Wednesday, August 24, 2011

Growth Resumes

After the Great Depression and WWII, the United States could look back on thirty-six difficult years (1929 - 1945). Resuming a peacetime economy, people were eager for prosperity. Cengage's history book tells us that

Newer U.S. industries, such as chemicals and electronics, quickly came to dominate the world marketplace. The Corning Glass Company reported that most of its sales during the mid-1950's came from products that had not even been on the market in 1940. General Electric proudly proclaimed that "progress is our most important product."

These advancements in technology led to changes in economics. The notions of "working class" and "middle class" and "upper class" were no longer quite accurate. Factory workers often enjoyed a middle class lifestyle, and people at all levels saw themselves as enjoying economic mobility - the opportunity to change their income levels. Given the high level of economic freedom, people often did not fit, or want to fit, into a simple 'class' structure of low, middle, and upper. Some ideologies, however, have been slow to grasp the waning of the class structure. Temple University's Mark Levin writes:

The Marxist class-struggle formulation, which pits the proletariat ("working class") against the bourgeoisie ("wealthy merchant class"), still serves as the principal theoretical and rhetorical justification for the Statist's assault on the free market. But it is an anathema to the free market in that the individual has unto himself the power to make of himself what he chooses. There is no static class structure layered atop the free market. The free market is a mutable, dynamic, and vibrant system of individual interactions that engages all aspects of the human character.

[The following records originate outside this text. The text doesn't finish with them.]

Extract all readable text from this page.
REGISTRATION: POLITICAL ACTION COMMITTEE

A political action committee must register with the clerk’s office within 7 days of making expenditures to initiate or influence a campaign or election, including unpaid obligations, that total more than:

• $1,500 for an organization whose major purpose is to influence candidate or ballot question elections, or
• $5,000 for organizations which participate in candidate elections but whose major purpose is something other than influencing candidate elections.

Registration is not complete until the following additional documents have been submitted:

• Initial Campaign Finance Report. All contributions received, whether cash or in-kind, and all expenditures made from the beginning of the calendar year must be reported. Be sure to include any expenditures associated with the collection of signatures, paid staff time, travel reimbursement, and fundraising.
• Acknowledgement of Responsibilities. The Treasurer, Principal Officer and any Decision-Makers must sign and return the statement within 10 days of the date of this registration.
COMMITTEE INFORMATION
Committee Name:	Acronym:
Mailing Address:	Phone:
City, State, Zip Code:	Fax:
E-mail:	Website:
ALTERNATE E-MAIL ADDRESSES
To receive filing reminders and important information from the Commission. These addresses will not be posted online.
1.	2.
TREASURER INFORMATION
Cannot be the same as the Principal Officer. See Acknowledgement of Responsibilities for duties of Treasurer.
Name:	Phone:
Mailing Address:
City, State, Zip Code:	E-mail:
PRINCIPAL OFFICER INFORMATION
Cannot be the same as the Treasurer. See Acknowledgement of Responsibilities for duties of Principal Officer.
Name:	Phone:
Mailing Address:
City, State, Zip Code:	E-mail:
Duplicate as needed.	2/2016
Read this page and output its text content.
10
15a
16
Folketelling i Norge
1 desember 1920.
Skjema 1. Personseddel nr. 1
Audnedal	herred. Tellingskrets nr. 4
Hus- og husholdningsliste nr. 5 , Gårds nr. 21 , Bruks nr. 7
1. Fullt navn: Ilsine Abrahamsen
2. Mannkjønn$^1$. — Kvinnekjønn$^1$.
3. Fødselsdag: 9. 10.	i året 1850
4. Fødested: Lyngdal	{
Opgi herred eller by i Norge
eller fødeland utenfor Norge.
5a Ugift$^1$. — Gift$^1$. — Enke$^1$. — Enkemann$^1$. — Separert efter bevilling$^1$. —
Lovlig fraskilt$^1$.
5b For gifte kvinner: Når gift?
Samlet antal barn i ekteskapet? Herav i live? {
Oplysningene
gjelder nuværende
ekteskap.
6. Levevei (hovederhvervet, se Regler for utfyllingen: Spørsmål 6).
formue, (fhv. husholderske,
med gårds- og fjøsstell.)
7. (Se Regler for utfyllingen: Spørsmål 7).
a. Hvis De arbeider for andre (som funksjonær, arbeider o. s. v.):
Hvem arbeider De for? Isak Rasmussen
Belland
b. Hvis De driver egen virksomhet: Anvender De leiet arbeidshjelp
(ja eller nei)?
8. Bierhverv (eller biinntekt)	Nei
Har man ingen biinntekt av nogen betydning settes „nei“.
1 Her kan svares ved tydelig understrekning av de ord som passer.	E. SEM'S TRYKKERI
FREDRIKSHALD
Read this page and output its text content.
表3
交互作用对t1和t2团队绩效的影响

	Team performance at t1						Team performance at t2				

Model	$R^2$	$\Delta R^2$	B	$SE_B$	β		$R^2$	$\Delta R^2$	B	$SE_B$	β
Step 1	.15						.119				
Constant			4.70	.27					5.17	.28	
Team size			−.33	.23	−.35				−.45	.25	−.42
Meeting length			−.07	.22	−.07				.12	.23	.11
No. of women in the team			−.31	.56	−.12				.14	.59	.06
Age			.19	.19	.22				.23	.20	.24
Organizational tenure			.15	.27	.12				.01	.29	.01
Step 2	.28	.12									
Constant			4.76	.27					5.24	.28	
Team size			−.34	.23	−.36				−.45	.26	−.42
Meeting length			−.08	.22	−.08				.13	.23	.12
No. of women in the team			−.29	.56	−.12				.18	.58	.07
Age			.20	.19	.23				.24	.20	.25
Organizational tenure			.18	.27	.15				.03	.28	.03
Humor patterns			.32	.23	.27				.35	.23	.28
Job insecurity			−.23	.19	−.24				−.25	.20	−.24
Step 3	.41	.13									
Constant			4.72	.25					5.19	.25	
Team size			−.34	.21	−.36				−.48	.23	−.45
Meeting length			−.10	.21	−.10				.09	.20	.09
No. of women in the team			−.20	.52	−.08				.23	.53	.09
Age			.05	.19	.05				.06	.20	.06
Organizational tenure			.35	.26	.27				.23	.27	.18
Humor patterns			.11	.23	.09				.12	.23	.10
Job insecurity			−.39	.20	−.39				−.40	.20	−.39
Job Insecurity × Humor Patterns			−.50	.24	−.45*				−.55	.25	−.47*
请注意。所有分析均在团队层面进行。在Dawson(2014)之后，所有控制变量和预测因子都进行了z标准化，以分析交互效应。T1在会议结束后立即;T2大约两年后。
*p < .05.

To maintain the freedom of individuals to shape their own economic roles, and with them, their cultural and social roles, depends upon a free market: allowing people to make decisions about buying and selling:

the free market is a vital bulwark against statism. And it would appear the Statist agrees, for he is relentless in his assault on it. Indeed, the Statist’s rejection of the Constitution’s limits on federal power is justified primarily, albeit not exclusively, on material grounds.

Although inefficient and indirect, allowing millions of people to make their own economic choices adds up to a whirlwind of business activity which ultimately brings prosperity to both the individual and the nation.